BYOD: add a touch of freedom
According to a recent Gartner report, 20% of enterprise bring-your-own-device (BYOD) programmes will fail by 2016 - primarily due to deployment of mobile device management measures that are too restrictive.
Nubo Software, a company that aspires to bridge the gap between security, IT departments and increasingly mobile employees with modern demands, says creating balanced BYOD policies that ensure data security is no small feat. "If your policies are too restrictive, no one will participate."
Nubo says organisations need to think out of the security box if they are to strike the right BYOD balance. The following five tips offer advice on how companies can achieve this:
1. Define policies that users can live with: Heed the lessons of previous BYOD experiments. Users will never agree to hand over their devices so you can disable screenshots. Unless you run a spy agency, you do not need geotracking on employees' devices. You also do not need access to any of their personal apps. Focus on what you absolutely need in order to secure enterprise data. If you do not, employees will not participate in the BYOD programme.
2. BYOD is about freedom of choice: BYOD is a consumer-led revolution - IT definitely did not invent it. Bear in mind that BYOD is about freedom of choice. Do not issue BYOD rules that dictate which device models employees can work on. When it comes to apps, offer a few choices for each type of app that your employees will be using. Add a few e-mail, calendar and document editing apps to your enterprise app store.

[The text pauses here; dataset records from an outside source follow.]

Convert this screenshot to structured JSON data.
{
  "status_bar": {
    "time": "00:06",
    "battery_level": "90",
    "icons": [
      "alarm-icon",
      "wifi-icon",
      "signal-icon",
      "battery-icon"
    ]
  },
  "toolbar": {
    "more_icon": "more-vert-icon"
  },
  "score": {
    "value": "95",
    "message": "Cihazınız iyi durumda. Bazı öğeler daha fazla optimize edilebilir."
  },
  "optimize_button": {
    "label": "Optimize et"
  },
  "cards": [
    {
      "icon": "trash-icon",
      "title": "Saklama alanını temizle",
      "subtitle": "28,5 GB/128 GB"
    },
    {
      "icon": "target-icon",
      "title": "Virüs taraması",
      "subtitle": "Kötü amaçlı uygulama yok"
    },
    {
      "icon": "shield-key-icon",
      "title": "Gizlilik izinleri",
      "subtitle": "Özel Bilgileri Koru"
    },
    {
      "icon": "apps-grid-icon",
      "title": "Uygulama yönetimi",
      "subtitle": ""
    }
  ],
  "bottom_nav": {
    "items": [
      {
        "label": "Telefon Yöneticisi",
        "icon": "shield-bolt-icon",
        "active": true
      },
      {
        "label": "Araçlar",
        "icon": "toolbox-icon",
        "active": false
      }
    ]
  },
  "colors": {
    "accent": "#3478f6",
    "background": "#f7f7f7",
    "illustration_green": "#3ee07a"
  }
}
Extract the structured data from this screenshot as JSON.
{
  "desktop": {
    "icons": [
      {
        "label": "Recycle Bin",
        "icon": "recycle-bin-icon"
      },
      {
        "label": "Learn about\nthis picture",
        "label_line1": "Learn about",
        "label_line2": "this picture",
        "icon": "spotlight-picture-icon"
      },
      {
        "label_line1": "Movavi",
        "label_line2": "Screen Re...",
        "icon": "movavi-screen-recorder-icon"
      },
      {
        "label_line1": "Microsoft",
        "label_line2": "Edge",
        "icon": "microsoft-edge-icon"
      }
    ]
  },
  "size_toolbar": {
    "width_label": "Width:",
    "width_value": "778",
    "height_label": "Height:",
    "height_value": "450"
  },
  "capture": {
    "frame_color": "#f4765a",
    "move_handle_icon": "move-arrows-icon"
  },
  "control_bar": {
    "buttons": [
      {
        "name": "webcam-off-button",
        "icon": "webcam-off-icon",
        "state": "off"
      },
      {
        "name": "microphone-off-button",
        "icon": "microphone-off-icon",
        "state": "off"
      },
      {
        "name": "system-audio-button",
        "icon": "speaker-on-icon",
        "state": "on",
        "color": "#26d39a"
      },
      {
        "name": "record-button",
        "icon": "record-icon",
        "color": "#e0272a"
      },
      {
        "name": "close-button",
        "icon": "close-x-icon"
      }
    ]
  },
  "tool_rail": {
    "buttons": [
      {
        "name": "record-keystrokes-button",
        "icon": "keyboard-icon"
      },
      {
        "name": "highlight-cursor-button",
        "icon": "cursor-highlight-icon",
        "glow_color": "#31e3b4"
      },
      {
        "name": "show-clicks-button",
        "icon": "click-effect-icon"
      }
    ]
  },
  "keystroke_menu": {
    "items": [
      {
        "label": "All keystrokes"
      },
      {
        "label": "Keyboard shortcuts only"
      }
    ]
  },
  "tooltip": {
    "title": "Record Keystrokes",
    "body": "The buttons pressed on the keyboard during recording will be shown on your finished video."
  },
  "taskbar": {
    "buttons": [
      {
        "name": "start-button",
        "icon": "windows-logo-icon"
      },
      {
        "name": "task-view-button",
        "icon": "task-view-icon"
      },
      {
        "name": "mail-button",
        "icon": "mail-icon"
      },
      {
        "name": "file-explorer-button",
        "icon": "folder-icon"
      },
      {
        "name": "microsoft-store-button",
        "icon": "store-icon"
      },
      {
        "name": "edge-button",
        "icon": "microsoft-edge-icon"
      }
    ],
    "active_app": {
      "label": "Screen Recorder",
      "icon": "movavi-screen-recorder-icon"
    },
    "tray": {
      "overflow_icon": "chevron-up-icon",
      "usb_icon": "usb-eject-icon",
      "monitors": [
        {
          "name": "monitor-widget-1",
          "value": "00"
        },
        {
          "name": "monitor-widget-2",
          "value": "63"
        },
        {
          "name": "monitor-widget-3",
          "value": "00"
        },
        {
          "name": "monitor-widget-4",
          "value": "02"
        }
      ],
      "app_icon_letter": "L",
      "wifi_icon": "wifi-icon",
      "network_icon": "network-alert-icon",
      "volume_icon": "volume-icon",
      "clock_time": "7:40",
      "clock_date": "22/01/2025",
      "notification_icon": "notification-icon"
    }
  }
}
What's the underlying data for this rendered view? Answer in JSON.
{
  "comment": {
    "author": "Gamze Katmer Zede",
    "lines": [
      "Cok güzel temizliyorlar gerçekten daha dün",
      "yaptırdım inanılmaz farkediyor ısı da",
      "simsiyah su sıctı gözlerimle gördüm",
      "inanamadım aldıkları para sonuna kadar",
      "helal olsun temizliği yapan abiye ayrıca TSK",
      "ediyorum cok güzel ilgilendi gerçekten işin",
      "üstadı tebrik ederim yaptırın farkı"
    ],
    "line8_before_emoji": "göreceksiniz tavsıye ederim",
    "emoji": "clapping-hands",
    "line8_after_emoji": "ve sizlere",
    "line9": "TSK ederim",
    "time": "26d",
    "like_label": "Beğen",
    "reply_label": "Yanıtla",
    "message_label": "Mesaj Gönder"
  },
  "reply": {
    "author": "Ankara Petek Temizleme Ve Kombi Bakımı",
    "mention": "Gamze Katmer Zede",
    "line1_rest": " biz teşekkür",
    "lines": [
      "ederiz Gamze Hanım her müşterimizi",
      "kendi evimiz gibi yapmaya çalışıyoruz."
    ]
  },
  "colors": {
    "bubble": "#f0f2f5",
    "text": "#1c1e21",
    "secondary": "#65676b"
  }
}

Gartner says: "Your employees use many devices and they expect to use any device or application anytime, anywhere." Internalise this.
3. Make a clear separation between work and personal lives on the device: Almost every BYOD solution includes e-mail, a calendar and contacts. Make sure employees know not to use their work apps for personal use. If and when they leave the company, those apps will be deleted from their device. Make it clear to employees where IT has rights (on the work apps) and that they should never forward work e-mails to their personal e-mail account. Good fences make good BYOD policy.
4. Prefer BYOD options that don't leave data on the device: Choose apps that do not store data on the device. When app data is stored in the cloud, there is much less potential for data leaks. IT will need fewer policies and it will make the employee's life easier.
5. Communicate and use common sense: Communicate BYOD policies to employees - on paper and in person. Instead of sending a dry e-mail full of technical terms that non-IT personnel will never understand, convene a BYOD workshop and give everyone a chance to ask questions.
Make it crystal clear what IT will do with the administrative rights they have on users' devices. Let them know that the company will never use the "nuclear option" and wipe the entire device. It is important they are aware that the worst case scenario is waking up and finding their work apps and data wiped. In the post-Snowden revelations era, mobile users want to know you will never look at their private data nor will you perform backups. They now know what metadata is and you need to assuage their concerns.
Ultimately, says Nubo, mistakes are bound to occur, but employees should steer clear of installing a regime of fear. "Isn't it better when employees feel free to approach IT and say, 'I think I made a mistake with our app. How do I fix it?' Let them know they can come down from the tree and they will share their experiences and mishaps with you."